A. Elevators. I would look into increasing periodic inspections of elevators. I would also compel landlords who must comply with ADA, and other regulations to ensure that their elevators are in accordance with all local, state, and federal laws. I would direct that our city’s housing department strictly, diligently, efficiently, yet fairly enforce these laws, and would urge our courts to issue per diem sanctions for landlords failing to remedy any problems.
B. Lead Paint. Our Health Department needs not only coordinate with residential inspectors, but we should also be using to the fullest extent county and state resources to assist us in identifying and enforcing the reduction of lead based hazards.
C. Condemnation Code. I believe we can do better in the tenant notification process.
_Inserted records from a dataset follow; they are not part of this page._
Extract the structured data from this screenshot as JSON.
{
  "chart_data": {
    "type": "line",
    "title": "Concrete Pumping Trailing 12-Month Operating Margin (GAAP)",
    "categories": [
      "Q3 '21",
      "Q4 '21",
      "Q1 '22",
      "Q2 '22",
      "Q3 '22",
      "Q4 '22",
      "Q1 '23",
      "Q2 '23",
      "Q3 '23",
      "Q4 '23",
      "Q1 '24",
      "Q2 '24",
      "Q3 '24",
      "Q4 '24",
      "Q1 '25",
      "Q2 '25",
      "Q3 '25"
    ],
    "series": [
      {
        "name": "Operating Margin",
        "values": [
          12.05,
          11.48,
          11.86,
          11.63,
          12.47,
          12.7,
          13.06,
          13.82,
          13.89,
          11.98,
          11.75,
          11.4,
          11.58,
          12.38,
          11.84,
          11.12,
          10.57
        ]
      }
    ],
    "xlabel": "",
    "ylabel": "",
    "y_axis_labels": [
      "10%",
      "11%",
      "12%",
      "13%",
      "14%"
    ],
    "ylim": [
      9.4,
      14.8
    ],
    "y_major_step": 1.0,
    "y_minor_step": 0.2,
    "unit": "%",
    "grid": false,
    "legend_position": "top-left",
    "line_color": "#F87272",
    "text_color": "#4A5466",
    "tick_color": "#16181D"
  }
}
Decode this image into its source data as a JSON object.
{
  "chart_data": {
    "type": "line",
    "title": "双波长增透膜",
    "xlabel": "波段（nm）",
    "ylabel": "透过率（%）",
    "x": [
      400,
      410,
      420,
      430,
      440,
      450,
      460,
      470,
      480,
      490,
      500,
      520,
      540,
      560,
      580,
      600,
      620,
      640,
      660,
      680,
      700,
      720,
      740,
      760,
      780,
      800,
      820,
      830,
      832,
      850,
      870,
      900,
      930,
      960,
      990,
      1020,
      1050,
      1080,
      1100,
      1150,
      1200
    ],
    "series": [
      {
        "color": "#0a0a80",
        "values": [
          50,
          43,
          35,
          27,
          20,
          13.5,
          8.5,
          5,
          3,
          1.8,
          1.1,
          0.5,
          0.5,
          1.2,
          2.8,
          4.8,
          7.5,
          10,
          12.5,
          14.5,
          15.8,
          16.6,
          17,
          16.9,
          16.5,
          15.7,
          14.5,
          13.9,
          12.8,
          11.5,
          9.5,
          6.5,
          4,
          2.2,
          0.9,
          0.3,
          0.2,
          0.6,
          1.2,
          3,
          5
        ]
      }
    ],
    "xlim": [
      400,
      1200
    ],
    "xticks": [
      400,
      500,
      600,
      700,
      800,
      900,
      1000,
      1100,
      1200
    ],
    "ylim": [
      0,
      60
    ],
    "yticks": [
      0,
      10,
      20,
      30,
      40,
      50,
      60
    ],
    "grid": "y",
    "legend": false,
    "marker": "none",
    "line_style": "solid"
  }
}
I would direct my departments to examine how we could best assist tenants with relocation services and/or transitional housing.
8. Tenant Rights. Cleveland has just passed an ordinance that supplements the Ohio Landlord/Tenant law to provide more protections and remedies for tenants. How will you assure residents that their rights under the new law will be protected and enforced, especially in relation to security?
As the city’s chief administrative officer, the Mayor takes an oath to enforce the City of Cleveland fairly and impartially. If I have the privilege of being elected Mayor, I intend to adhere to the letter and the spirit of my oath and will enforce this, and all other ordinances to the best of my ability.
My administration will examine how to best endure that tenants are made aware of their rights as Cleveland residents, and I would work with our court systems to determine how we can best assist tenants in enforcing their rights under our new ordinance.